ホーム くろしお

夫はベストパートナー

2019年11月22日
 小説「おいしい水」を執筆するにあたって、作家の盛田隆二さんは、12人の主婦に取材した。そのうち11人が「わたしのベストパートナーは夫ではない」と言い切ったことに盛田さんは最初、驚いたそうだ。

 インタビューに答えてくれた主婦のほとんどが、平凡で安定した暮らしや人生を望んで結婚したわけではなかったという。「この人とならば一緒に生きがいをもって生きていける」と思ったからこそ伴侶に選んだのだが、残念なことに夫たちはそうではなかった。

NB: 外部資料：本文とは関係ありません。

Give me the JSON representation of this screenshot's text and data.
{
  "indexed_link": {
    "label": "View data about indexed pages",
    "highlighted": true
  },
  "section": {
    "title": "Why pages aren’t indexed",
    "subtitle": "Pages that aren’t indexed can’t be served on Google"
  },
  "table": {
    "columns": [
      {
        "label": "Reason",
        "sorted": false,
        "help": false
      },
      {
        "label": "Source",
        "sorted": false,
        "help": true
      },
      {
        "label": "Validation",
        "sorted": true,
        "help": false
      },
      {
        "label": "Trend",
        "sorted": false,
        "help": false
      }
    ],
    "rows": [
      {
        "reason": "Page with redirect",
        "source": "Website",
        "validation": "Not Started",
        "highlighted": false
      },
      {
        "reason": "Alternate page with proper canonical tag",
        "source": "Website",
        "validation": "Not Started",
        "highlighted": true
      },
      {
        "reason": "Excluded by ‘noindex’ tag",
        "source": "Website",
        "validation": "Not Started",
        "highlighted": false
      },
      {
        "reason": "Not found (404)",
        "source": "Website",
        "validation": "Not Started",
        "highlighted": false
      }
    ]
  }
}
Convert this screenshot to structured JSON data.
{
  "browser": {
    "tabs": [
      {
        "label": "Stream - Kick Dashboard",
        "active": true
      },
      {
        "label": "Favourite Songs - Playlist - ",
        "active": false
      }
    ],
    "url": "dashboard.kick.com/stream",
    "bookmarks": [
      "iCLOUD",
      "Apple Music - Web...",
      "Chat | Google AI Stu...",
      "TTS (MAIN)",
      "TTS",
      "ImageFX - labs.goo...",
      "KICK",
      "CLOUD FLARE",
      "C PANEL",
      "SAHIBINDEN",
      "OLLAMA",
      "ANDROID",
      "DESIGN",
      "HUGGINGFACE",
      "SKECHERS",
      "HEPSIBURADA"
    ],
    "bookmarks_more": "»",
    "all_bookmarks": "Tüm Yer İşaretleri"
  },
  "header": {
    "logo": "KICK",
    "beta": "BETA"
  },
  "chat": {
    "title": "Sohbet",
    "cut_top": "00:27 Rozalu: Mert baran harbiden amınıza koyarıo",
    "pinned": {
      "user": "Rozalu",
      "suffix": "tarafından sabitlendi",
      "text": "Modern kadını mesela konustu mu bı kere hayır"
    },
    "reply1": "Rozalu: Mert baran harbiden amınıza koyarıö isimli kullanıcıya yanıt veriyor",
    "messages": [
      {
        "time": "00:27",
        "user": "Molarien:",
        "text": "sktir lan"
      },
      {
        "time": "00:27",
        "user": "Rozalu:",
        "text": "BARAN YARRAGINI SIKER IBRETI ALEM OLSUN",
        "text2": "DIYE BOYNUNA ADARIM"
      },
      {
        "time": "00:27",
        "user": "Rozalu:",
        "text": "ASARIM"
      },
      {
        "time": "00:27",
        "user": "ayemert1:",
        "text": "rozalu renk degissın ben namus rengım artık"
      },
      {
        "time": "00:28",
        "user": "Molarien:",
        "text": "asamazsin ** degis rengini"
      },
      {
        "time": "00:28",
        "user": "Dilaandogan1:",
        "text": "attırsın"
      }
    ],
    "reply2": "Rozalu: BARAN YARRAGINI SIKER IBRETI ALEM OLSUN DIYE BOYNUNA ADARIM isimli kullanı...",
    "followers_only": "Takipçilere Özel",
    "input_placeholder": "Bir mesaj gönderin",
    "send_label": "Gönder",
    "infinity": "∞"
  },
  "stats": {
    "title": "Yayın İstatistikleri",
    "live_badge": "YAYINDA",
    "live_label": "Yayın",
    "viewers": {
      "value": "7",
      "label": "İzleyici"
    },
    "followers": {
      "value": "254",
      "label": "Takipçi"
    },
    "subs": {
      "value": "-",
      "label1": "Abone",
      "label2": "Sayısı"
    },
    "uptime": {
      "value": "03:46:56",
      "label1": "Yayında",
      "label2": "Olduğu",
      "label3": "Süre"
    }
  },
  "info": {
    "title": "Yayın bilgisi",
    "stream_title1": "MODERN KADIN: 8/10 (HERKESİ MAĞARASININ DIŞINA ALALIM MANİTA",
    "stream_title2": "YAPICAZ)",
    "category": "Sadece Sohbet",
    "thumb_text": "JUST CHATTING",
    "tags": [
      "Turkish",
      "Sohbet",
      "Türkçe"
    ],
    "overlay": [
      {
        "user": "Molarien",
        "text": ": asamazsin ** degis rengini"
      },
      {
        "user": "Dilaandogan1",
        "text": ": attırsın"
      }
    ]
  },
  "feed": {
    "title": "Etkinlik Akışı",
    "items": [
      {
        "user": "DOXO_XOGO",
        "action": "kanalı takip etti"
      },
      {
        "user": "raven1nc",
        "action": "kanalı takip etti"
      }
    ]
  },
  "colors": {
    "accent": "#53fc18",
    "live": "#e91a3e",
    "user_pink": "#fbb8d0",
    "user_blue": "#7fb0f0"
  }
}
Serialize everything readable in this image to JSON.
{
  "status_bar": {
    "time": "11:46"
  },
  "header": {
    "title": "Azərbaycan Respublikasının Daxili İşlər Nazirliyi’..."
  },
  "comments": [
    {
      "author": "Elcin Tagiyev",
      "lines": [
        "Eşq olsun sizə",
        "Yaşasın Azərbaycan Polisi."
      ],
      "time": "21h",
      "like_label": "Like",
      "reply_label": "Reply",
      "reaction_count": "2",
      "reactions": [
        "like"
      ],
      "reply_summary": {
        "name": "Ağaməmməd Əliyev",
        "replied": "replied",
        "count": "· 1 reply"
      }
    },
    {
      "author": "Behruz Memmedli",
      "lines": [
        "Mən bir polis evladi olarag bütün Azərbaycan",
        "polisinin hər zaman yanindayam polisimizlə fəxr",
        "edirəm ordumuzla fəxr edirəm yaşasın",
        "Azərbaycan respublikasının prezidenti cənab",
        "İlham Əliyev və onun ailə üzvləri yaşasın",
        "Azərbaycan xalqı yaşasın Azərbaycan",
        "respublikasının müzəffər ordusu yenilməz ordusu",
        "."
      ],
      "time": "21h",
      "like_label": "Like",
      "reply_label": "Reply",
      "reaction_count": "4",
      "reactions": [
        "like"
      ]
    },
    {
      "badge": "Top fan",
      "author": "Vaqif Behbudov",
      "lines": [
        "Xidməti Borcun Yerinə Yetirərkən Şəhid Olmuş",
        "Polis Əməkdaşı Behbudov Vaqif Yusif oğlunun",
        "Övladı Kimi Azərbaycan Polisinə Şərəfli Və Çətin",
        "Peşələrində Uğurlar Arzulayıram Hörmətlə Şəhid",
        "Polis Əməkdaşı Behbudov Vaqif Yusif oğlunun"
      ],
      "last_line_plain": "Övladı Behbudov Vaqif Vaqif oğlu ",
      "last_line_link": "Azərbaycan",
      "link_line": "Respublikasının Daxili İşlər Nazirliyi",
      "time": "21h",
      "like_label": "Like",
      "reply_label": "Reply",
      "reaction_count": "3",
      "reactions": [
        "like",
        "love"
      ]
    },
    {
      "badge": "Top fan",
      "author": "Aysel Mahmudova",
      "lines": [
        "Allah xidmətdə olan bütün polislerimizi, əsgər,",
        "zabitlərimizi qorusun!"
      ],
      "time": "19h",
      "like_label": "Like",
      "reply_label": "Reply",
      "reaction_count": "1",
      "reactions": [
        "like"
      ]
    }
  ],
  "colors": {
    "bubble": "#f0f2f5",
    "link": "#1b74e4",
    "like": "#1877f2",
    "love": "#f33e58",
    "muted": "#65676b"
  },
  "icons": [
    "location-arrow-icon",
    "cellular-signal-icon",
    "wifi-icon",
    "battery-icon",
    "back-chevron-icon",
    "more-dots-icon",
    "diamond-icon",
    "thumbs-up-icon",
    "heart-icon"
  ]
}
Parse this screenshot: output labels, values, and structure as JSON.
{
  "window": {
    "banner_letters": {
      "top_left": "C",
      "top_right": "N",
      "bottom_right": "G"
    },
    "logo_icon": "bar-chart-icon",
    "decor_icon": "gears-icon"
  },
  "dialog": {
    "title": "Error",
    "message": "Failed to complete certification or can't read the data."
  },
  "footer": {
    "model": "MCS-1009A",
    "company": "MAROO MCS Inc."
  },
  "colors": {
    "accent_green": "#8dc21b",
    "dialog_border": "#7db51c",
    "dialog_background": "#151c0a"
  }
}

 「おさんどん(食事係)しか求めない男をわたしは求めません」「いつまでも夫と男女でいたかった」。発言を聞いて盛田さんは結婚に対する女性の価値観が想像する以上に変わってきていることを知った(森恵子・高橋誠著「小説50 あなたへの著者からのメッセージ」)。

 応援したい新婚カップルがいる。本紙記事で紹介した小林市堤の新田泰佑、友美さん夫妻。宮城県から全国和牛能力共進会に出場した実績を持つ友美さんは、古里から連れてきた雌牛の血統で泰佑さんと全共出場を目指すという。これ以上ないほどの夫婦の生きがいだ。ぜひとも達成してもらいたい。

 「いい夫婦の日」のきょう、入籍するカップルも多いはず。せっかく一緒になったのなら互いにベストパートナーと思える夫婦を目指したい。サン=テグジュペリの言葉にもある。「愛とは、互いに見つめ合うことではなく共に同じ方向を見つめること」と。